Many look with nostalgia to the considerable economic expansion under former President Fidel Ramos as evidence of what a difference having the right man at the top can make. But they forget why Mr. Estrada was elected in the first place. He drew support from those who were left behind while the economy was growing.

That is why Mr. Estrada can point to polls that show he has not been abandoned by the poor voters who put him in the presidency; 44 percent disagreed with calls for his resignation. They have good reason to wonder if replacing him with yet another highly educated and articulate member of the national elite will remedy the source of their misery. The Philippines is the most glaringly unequal society in East Asia, a region where discrepancies in wealth are rarely due to differences in ability, but rather to a disparity in rights. Even good economic policies have failed to close this gap.
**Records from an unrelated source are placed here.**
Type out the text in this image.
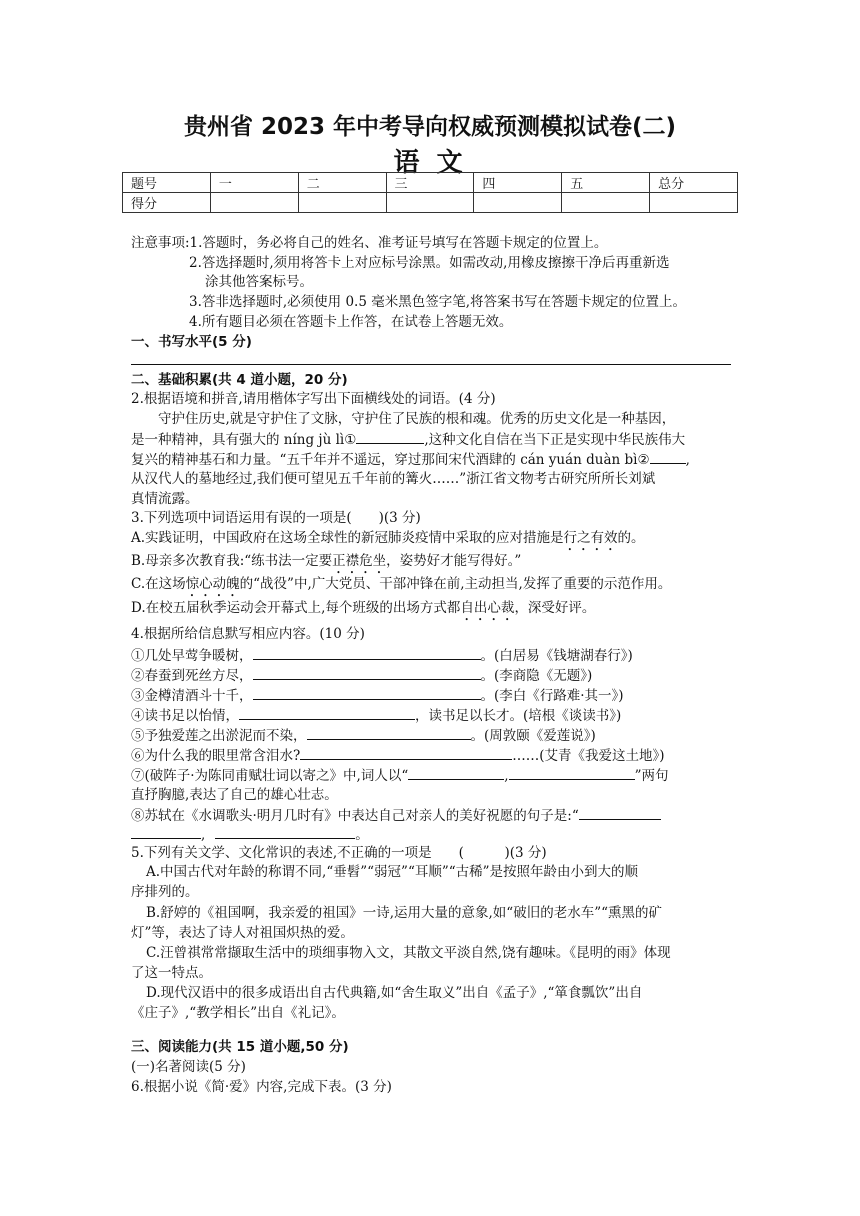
贵州省 2023 年中考导向权威预测模拟试卷(二)
语 文
题号	一	二	三	四	五	总分
得分						
注意事项:1.答题时，务必将自己的姓名、准考证号填写在答题卡规定的位置上。
2.答选择题时,须用将答卡上对应标号涂黑。如需改动,用橡皮擦擦干净后再重新选
涂其他答案标号。
3.答非选择题时,必须使用 0.5 毫米黑色签字笔,将答案书写在答题卡规定的位置上。
4.所有题目必须在答题卡上作答，在试卷上答题无效。
一、书写水平(5 分)
二、基础积累(共 4 道小题，20 分)
2.根据语境和拼音,请用楷体字写出下面横线处的词语。(4 分)
守护住历史,就是守护住了文脉，守护住了民族的根和魂。优秀的历史文化是一种基因，
是一种精神，具有强大的 níng jù lì①	,这种文化自信在当下正是实现中华民族伟大
复兴的精神基石和力量。“五千年并不遥远，穿过那间宋代酒肆的 cán yuán duàn bì②	,
从汉代人的墓地经过,我们便可望见五千年前的篝火……”浙江省文物考古研究所所长刘斌
真情流露。
3.下列选项中词语运用有误的一项是(　　)(3 分)
A.实践证明，中国政府在这场全球性的新冠肺炎疫情中采取的应对措施是行之有效的。
B.母亲多次教育我:“练书法一定要正襟危坐，姿势好才能写得好。”
C.在这场惊心动魄的“战役”中,广大党员、干部冲锋在前,主动担当,发挥了重要的示范作用。
D.在校五届秋季运动会开幕式上,每个班级的出场方式都自出心裁，深受好评。
4.根据所给信息默写相应内容。(10 分)
①几处早莺争暖树，	。(白居易《钱塘湖春行》)
②春蚕到死丝方尽，	。(李商隐《无题》)
③金樽清酒斗十千，	。(李白《行路难·其一》)
④读书足以怡情，	，读书足以长才。(培根《谈读书》)
⑤予独爱莲之出淤泥而不染，	。(周敦颐《爱莲说》)
⑥为什么我的眼里常含泪水?	……(艾青《我爱这土地》)
⑦(破阵子·为陈同甫赋壮词以寄之》中,词人以“	,	”两句
直抒胸臆,表达了自己的雄心壮志。
⑧苏轼在《水调歌头·明月几时有》中表达自己对亲人的美好祝愿的句子是:“
,	。
5.下列有关文学、文化常识的表述,不正确的一项是　　(　　　)(3 分)
A.中国古代对年龄的称谓不同,“垂髫”“弱冠”“耳顺”“古稀”是按照年龄由小到大的顺
序排列的。
B.舒婷的《祖国啊，我亲爱的祖国》一诗,运用大量的意象,如“破旧的老水车”“熏黑的矿
灯”等，表达了诗人对祖国炽热的爱。
C.汪曾祺常常撷取生活中的琐细事物入文，其散文平淡自然,饶有趣味。《昆明的雨》体现
了这一特点。
D.现代汉语中的很多成语出自古代典籍,如“舍生取义”出自《孟子》,“箪食瓢饮”出自
《庄子》,“教学相长”出自《礼记》。
三、阅读能力(共 15 道小题,50 分)
(一)名著阅读(5 分)
6.根据小说《简·爱》内容,完成下表。(3 分)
It only takes a taxi ride from the Manila airport to the business district in Makati to see how many of the city's 14 million inhabitants live in disheveled squatter settlements without sewerage or clean water. But the deeper problems of the poor are more difficult to see.

Most poor Filipinos face invisible barriers when they seek to defend their property rights. They cannot identify or prove in a court of law what they own. Many have addresses that cannot be verified, and they are owed money by people who cannot be made to pay. They have no way to turn the resources they control into capital or use them as collateral because they often cannot prove title to their lands. When faced with disputes they cannot find a resolution mechanism that they can trust.

The problem begins with the land laws, which make ownership difficult to validate. City dwellers building on state or privately owned land must form an association with their neighbors to obtain financial support from the state housing program. This registration process requires 168 steps among 53 public and private agencies, averaging 13 to 25 years.

An estimated 57 percent of city dwellers and 67 percent of rural dwellers live in extralegal dwellings. The inability to prove ownership leads to a second problem: the inability to collateralize property as security to get loans. A Milken Institute study of the availability of entrepreneurial capital in Asia confirms that capital access in the Philippines is lower than any society in Asia except Pakistan.

The nation's human capital suffers the same repression as its physical capital. Due to a deteriorating educational infrastructure, the Philippines is creating white-collar jobs at the lowest rate in Asia.

The problem goes back to the public schools, where teachers who start at $200 a month can earn more as domestic servants in neighboring countries. Because the education system fails to provide needed skills, the rich attend private schools, intensifying the gap. The allegations of corruption have had a limited effect on Mr. Estrada's core constituency because they live in a world where the difference between legal and illegal behavior is difficult to define.

The real problem in the Philippines is that its middle class is too small and financially weak to demand accountable governance or to establish a political ethos based on public performance and civic virtue. The result is that the Philippines, known for the "people's power" movement that brought down Ferdinand Marcos, has the wrong kind of people power for the 21st century.

Politicians cannot challenge the property rights of the barons of power because they depend on their money. Mr. Estrada is a victim of this contradiction. Although he would like to provide his poor supporters with shares in the nation's wealth-producing assets, he depends on the owners of those assets for the money with which he gains the votes of the poor.

The Philippines faces a political crisis that goes beyond the need to replace the person at the top. The challenge is to correct a situation in which society is divided into those who can outsmart the system and those who cannot.

Hilton L. Root, an Asia specialist, is director of global studies for the Milken Institute, a nonprofit economic research organization in Santa Monica, California. He contributed this comment to The International Herald Tribune.